Democrats praise ‘new hope’ Obama
Michelle Obama on her husband’s hopes
The wife of US Democratic presidential hopeful Barack Obama has joined party leaders in praising his values, dedication to family and leadership.
Michelle Obama, giving the first keynote address of the party’s four-day convention in Denver, said he would make "an extraordinary president".
Senator Edward Kennedy, undergoing treatment for brain cancer, also lauded Mr Obama, saying he offered "new hope".
House Speaker Nancy Pelosi spoke of a defining moment in history for the US.
Praising Mr Obama’s "bold" vision for the nation’s future, Mrs Pelosi described him as "honouring American values, a belief in personal responsibility, in community, in hard work".
Mr Obama, 47, will formally accept the party’s nomination when he addresses a crowd of 80,000 at a sports stadium on Thursday night, fresh from touring electoral battlegrounds.
The first African-American to be nominated as a US presidential candidate, he will stand against Republican John McCain in the 4 November ballot.
The Democrats hope their national convention in Colorado will show the Illinois senator as a family man and heal the rifts of the primary race.
Senator Edward Kennedy addresses the delegates
In an assured speech, Mrs Obama talked of being raised with the same values as her husband: "That you work hard for what you want in life; that your word is your bond and you do what you say you’re going to do; that you treat people with dignity and respect."
She went on: "We want our children and all children in this nation, to know that the only limit to the height of your achievements is the reach of your dreams and your willingness to work for them."
The couple’s two young daughters, Sasha and Malia, then joined their mother on stage as Mr Obama spoke by satellite video link-up from Missouri.
Earlier, Mr Kennedy, the 76-year-old scion of the iconic Democratic family, appeared on stage to loud cheers.
"I have come here to stand with you to change America, to restore its future, to rise to our best ideals and elect Barack Obama president of the United States," he said.

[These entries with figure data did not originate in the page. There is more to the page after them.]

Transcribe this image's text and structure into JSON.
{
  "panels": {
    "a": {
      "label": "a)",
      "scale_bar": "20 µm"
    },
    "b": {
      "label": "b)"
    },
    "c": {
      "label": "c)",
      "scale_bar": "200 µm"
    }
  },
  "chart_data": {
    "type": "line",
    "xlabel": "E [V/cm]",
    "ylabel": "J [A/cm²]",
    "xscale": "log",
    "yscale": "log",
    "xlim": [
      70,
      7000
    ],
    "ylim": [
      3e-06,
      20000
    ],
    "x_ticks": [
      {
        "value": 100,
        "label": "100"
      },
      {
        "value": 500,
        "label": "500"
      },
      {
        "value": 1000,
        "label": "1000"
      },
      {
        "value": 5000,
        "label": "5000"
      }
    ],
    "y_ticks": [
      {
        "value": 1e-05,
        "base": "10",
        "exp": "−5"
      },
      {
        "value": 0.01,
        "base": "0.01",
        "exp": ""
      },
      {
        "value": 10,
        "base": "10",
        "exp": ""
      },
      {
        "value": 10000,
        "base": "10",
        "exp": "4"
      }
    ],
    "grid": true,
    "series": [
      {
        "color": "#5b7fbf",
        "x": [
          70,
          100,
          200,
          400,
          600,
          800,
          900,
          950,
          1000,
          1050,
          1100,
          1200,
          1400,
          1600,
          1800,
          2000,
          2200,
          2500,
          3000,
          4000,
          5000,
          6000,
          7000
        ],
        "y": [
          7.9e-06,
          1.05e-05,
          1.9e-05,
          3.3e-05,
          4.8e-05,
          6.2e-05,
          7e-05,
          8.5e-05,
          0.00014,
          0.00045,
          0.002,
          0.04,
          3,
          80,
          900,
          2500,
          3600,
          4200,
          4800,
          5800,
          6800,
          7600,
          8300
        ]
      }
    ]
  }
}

His niece, Caroline Kennedy, who had introduced a video homage to Mr Kennedy shortly before, paid her own emotional tribute to both him and Mr Obama.

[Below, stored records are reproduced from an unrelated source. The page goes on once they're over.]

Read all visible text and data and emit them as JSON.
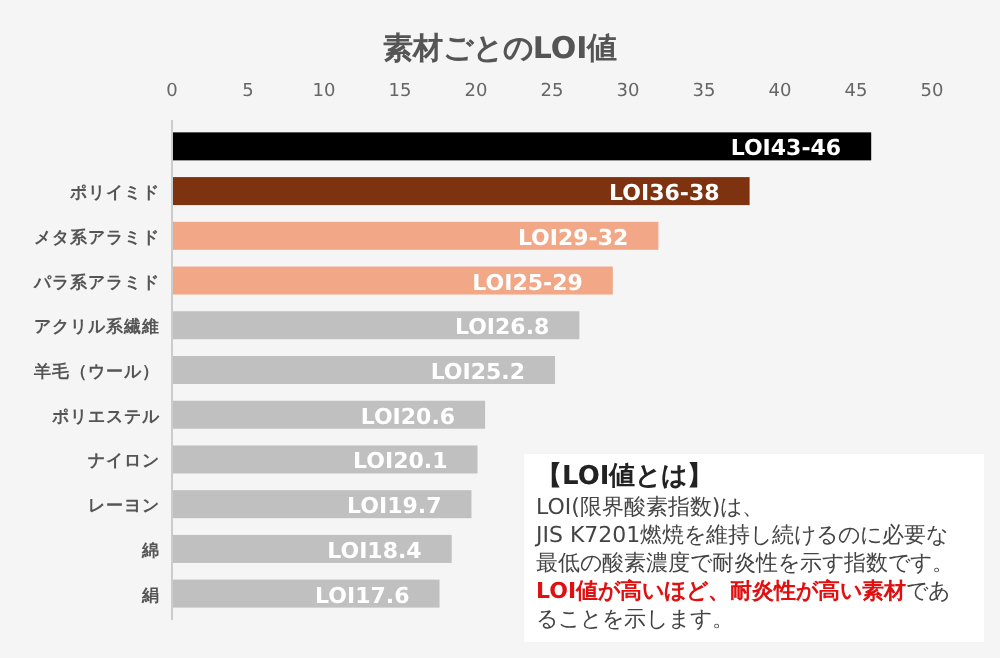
{
  "chart_data": {
    "type": "bar",
    "orientation": "horizontal",
    "title": "素材ごとのLOI値",
    "categories": [
      null,
      "ポリイミド",
      "メタ系アラミド",
      "パラ系アラミド",
      "アクリル系繊維",
      "羊毛（ウール）",
      "ポリエステル",
      "ナイロン",
      "レーヨン",
      "綿",
      "絹"
    ],
    "values": [
      46,
      38,
      32,
      29,
      26.8,
      25.2,
      20.6,
      20.1,
      19.7,
      18.4,
      17.6
    ],
    "colors": [
      "#000000",
      "#7f3210",
      "#f2a886",
      "#f2a886",
      "#c0c0c0",
      "#c0c0c0",
      "#c0c0c0",
      "#c0c0c0",
      "#c0c0c0",
      "#c0c0c0",
      "#c0c0c0"
    ],
    "value_labels": [
      "LOI43-46",
      "LOI36-38",
      "LOI29-32",
      "LOI25-29",
      "LOI26.8",
      "LOI25.2",
      "LOI20.6",
      "LOI20.1",
      "LOI19.7",
      "LOI18.4",
      "LOI17.6"
    ],
    "xlim": [
      0,
      50
    ],
    "xticks": [
      0,
      5,
      10,
      15,
      20,
      25,
      30,
      35,
      40,
      45,
      50
    ],
    "annotations": [
      "【LOI値とは】",
      "LOI(限界酸素指数)は、",
      "JIS K7201燃焼を維持し続けるのに必要な",
      "最低の酸素濃度で耐炎性を示す指数です。",
      "LOI値が高いほど、耐炎性が高い素材",
      "であることを示します。"
    ]
  }
}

"Their stories are very different but they share a commitment to the timeless American ideals of justice and fairness, service and sacrifice, faith and family," she said.

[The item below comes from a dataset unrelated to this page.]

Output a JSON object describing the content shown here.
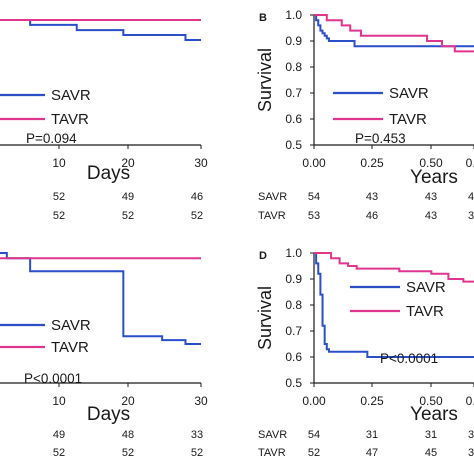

"Leaders like them come along rarely. But once or twice in a lifetime, they come along just when we need them most."
Mr Obama’s half-sister, Maya Soetero-Ng, earlier spoke of a shared upbringing in which she and her brother learned that with hard work and imagination they could "dream the improbable".
‘Strength and unity’
Party officials have played down the scope for discord between supporters of Mr Obama and Hillary Clinton, who was his chief rival for the nomination.
Opening the convention, Democratic chairman Howard Dean spoke of "the strength and unity of our party".
Mrs Clinton herself, addressing delegates from her home state of New York on Monday, urged them to throw their support behind Mr Obama.
She will give a speech to the convention on Tuesday and her husband and former president Bill is to speak on Wednesday.
More than 4,000 Democratic delegates and tens of thousands of officials, activists, protesters and journalists have descended on Denver for the event.